How to prepare.
Beetroot Thoran recipe
Ingredients:
➤2 cups grated beetroot
➤1/2 cup grated coconut
➤1/2 teaspoon mustard seeds
➤1/2 teaspoon cumin seeds
➤2-3 green chilies, chopped
➤1/2 teaspoon turmeric powder
➤1 sprig curry leaves
➤2 tablespoons coconut oil (or any cooking oil)
➤1/2 teaspoon mustard seeds (for tempering)
➤1/2 teaspoon urad dal (split black gram)
➤A pinch of asafoetida (hing)
➤Salt to taste
Instructions:
1. Prepare the Beetroot:
a. Peel and grate the beetroot. Set aside.
2. Grind the Coconut Mixture:
a. In a blender, combine grated coconut, mustard seeds, cumin seeds, green chilies, and turmeric powder.
b. Pulse it a few times to form a coarse mixture.
3. Cook the Beetroot:
a. Heat coconut oil in a pan over medium heat.
b. Add mustard seeds and let them splutter.
c. Add urad dal and sauté until it turns golden brown.
d. Add asafoetida and curry leaves, and sauté for a few seconds.
e. Add the grated beetroot and mix well.
4. Add Coconut Mixture:
a. Add the ground coconut mixture to the beetroot in the pan.
b. Mix everything together, ensuring that the coconut mixture is evenly distributed.
5. Cook the Thoran:
a. Cover the pan with a lid and let the beetroot cook on medium heat, stirring occasionally.
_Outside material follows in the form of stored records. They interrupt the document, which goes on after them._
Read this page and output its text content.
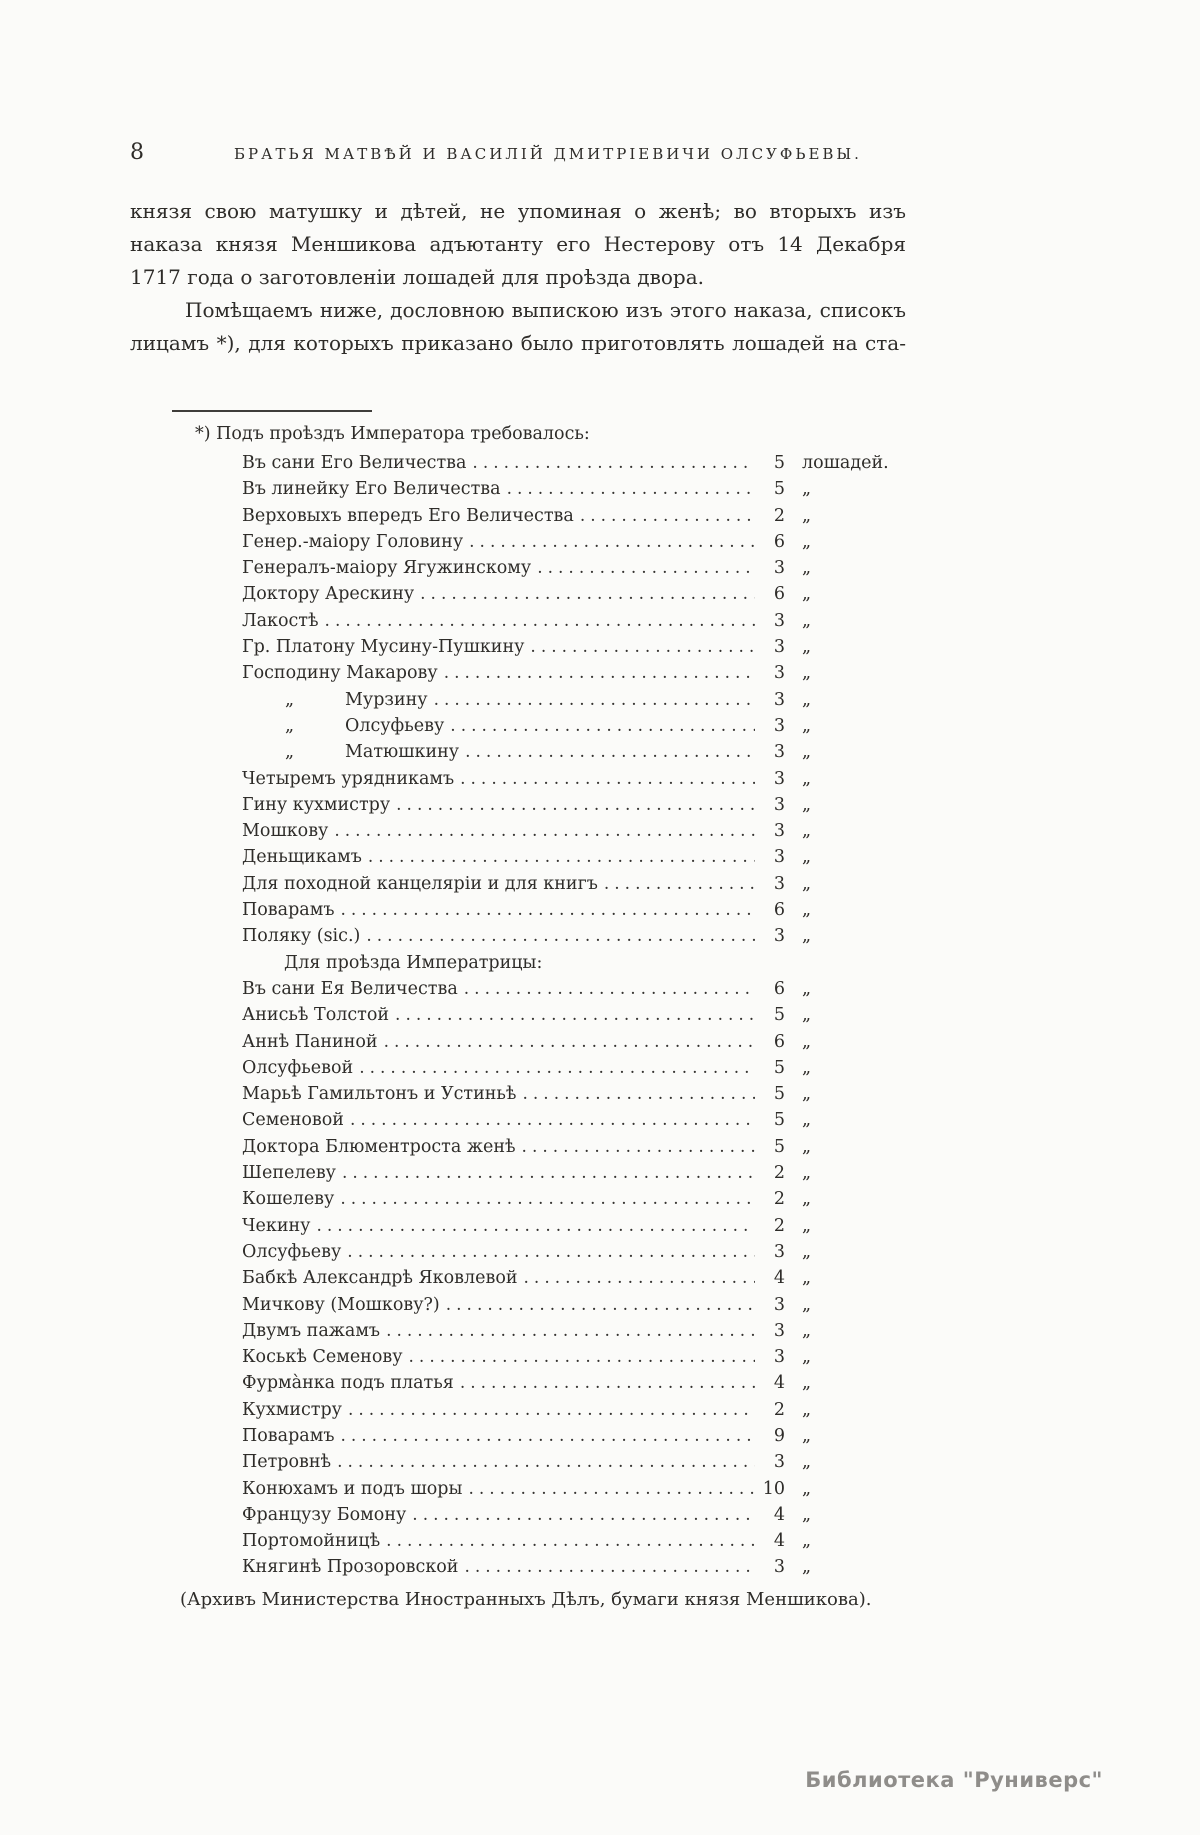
8	БРАТЬЯ МАТВѢЙ И ВАСИЛІЙ ДМИТРІЕВИЧИ ОЛСУФЬЕВЫ.
князя свою матушку и дѣтей, не упоминая о женѣ; во вторыхъ изъ
наказа князя Меншикова адъютанту его Нестерову отъ 14 Декабря
1717 года о заготовленіи лошадей для проѣзда двора.
Помѣщаемъ ниже, дословною выпискою изъ этого наказа, списокъ
лицамъ *), для которыхъ приказано было приготовлять лошадей на ста-
*) Подъ проѣздъ Императора требовалось:
Въ сани Его Величества .....	5 лошадей.
Въ линейку Его Величества .....	5 „
Верховыхъ впередъ Его Величества .....	2 „
Генер.-маіору Головину .....	6 „
Генералъ-маіору Ягужинскому .....	3 „
Доктору Арескину .....	6 „
Лакостѣ .....	3 „
Гр. Платону Мусину-Пушкину .....	3 „
Господину Макарову .....	3 „
„	Мурзину .....	3 „
„	Олсуфьеву .....	3 „
„	Матюшкину .....	3 „
Четыремъ урядникамъ .....	3 „
Гину кухмистру .....	3 „
Мошкову .....	3 „
Деньщикамъ .....	3 „
Для походной канцеляріи и для книгъ .....	3 „
Поварамъ .....	6 „
Поляку (sic.) .....	3 „
Для проѣзда Императрицы:
Въ сани Ея Величества .....	6 „
Анисьѣ Толстой .....	5 „
Аннѣ Паниной .....	6 „
Олсуфьевой .....	5 „
Марьѣ Гамильтонъ и Устиньѣ .....	5 „
Семеновой .....	5 „
Доктора Блюментроста женѣ .....	5 „
Шепелеву .....	2 „
Кошелеву .....	2 „
Чекину .....	2 „
Олсуфьеву .....	3 „
Бабкѣ Александрѣ Яковлевой .....	4 „
Мичкову (Мошкову?) .....	3 „
Двумъ пажамъ .....	3 „
Коськѣ Семенову .....	3 „
Фурма̀нка подъ платья .....	4 „
Кухмистру .....	2 „
Поварамъ .....	9 „
Петровнѣ .....	3 „
Конюхамъ и подъ шоры .....	10 „
Французу Бомону .....	4 „
Портомойницѣ .....	4 „
Княгинѣ Прозоровской .....	3 „
(Архивъ Министерства Иностранныхъ Дѣлъ, бумаги князя Меншикова).
Библиотека "Руниверс"
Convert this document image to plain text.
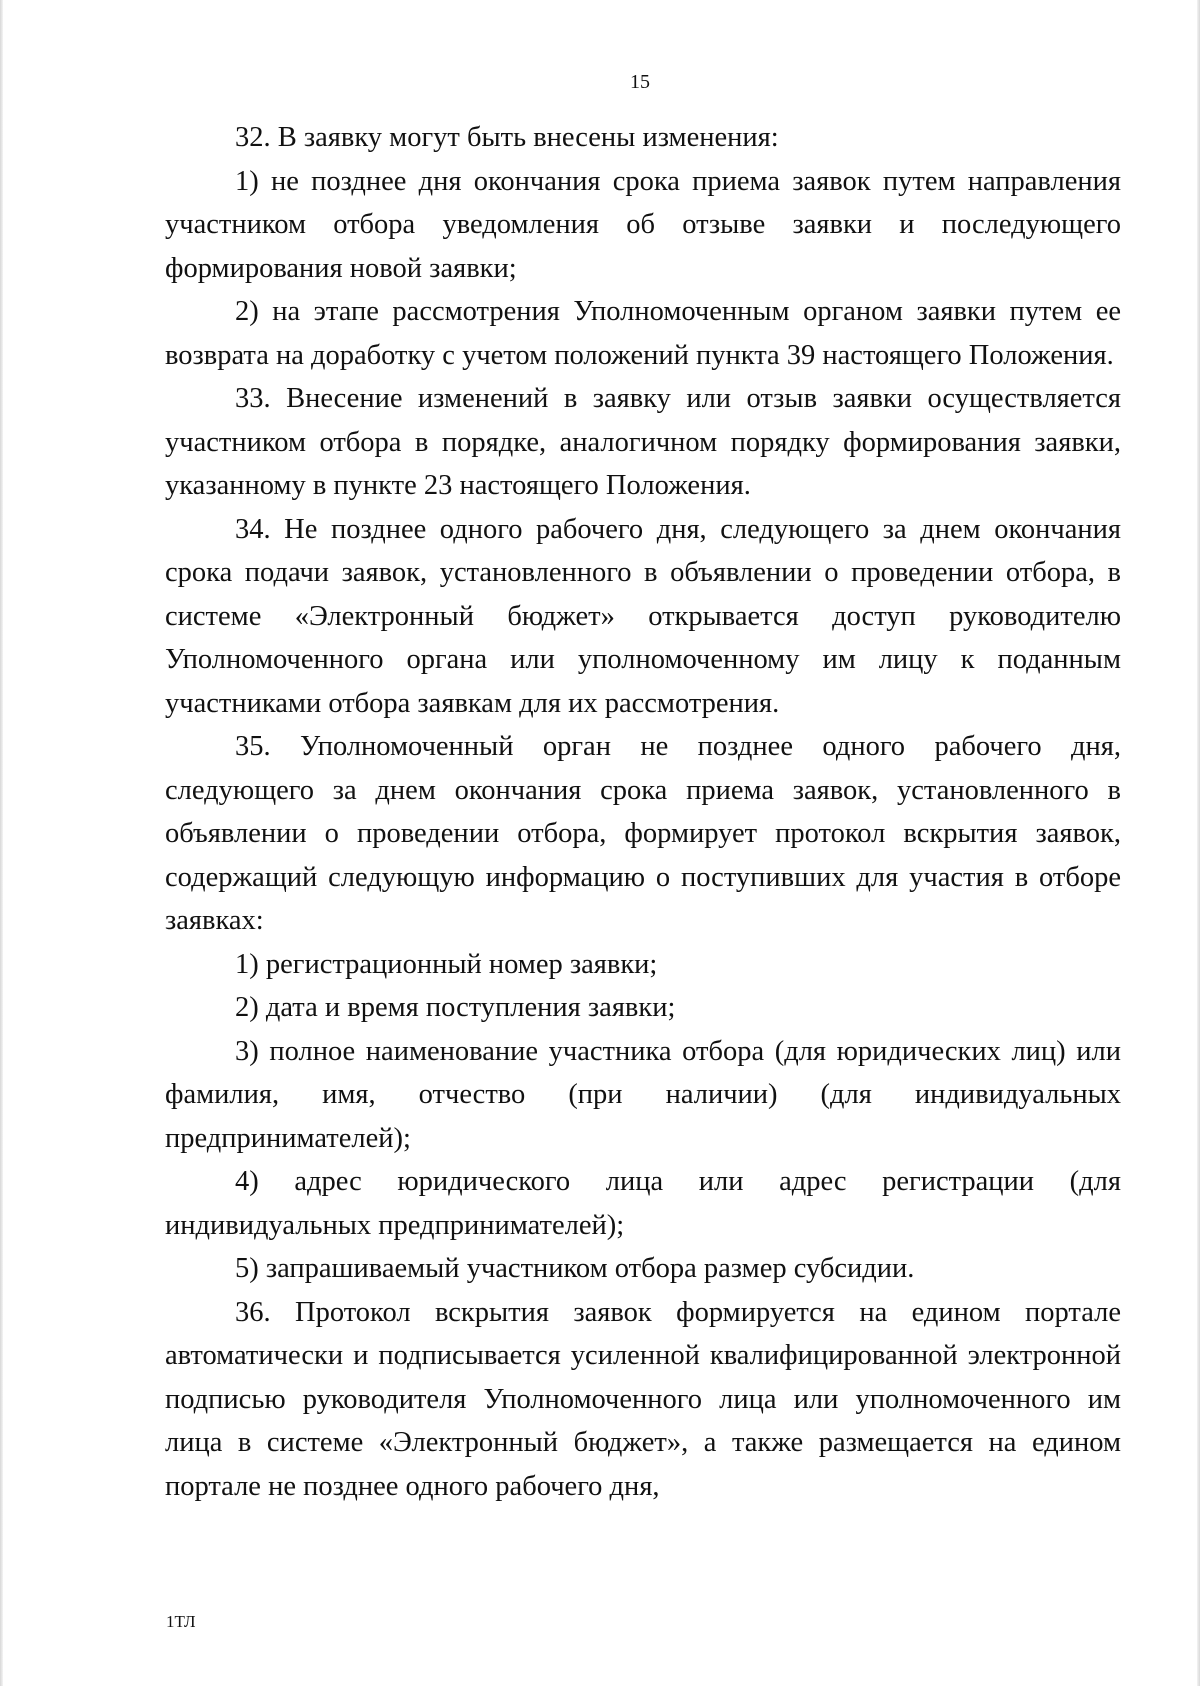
15

32. В заявку могут быть внесены изменения:

1) не позднее дня окончания срока приема заявок путем направления участником отбора уведомления об отзыве заявки и последующего формирования новой заявки;

2) на этапе рассмотрения Уполномоченным органом заявки путем ее возврата на доработку с учетом положений пункта 39 настоящего Положения.

33. Внесение изменений в заявку или отзыв заявки осуществляется участником отбора в порядке, аналогичном порядку формирования заявки, указанному в пункте 23 настоящего Положения.

34. Не позднее одного рабочего дня, следующего за днем окончания срока подачи заявок, установленного в объявлении о проведении отбора, в системе «Электронный бюджет» открывается доступ руководителю Уполномоченного органа или уполномоченному им лицу к поданным участниками отбора заявкам для их рассмотрения.

35. Уполномоченный орган не позднее одного рабочего дня, следующего за днем окончания срока приема заявок, установленного в объявлении о проведении отбора, формирует протокол вскрытия заявок, содержащий следующую информацию о поступивших для участия в отборе заявках:

1) регистрационный номер заявки;

2) дата и время поступления заявки;

3) полное наименование участника отбора (для юридических лиц) или фамилия, имя, отчество (при наличии) (для индивидуальных предпринимателей);

4) адрес юридического лица или адрес регистрации (для индивидуальных предпринимателей);

5) запрашиваемый участником отбора размер субсидии.

36. Протокол вскрытия заявок формируется на едином портале автоматически и подписывается усиленной квалифицированной электронной подписью руководителя Уполномоченного лица или уполномоченного им лица в системе «Электронный бюджет», а также размещается на едином портале не позднее одного рабочего дня,

1ТЛ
Cook until the beetroot is tender but still has a slight crunch. This may take about 8-10 minutes.
6. Season with Salt:
a. Add salt to taste and mix well.
7. Prepare the Tempering:
a. In a separate small pan, heat a little oil.
b. Add mustard seeds to the hot oil and let them splutter.
c. Pour this tempering over the prepared beetroot thoran and mix well.
8. Serve:
a. Beetroot Thoran is ready to be served. It pairs well with rice and other South Indian dishes.
Enjoy your flavorful and nutritious Beetroot Thoran!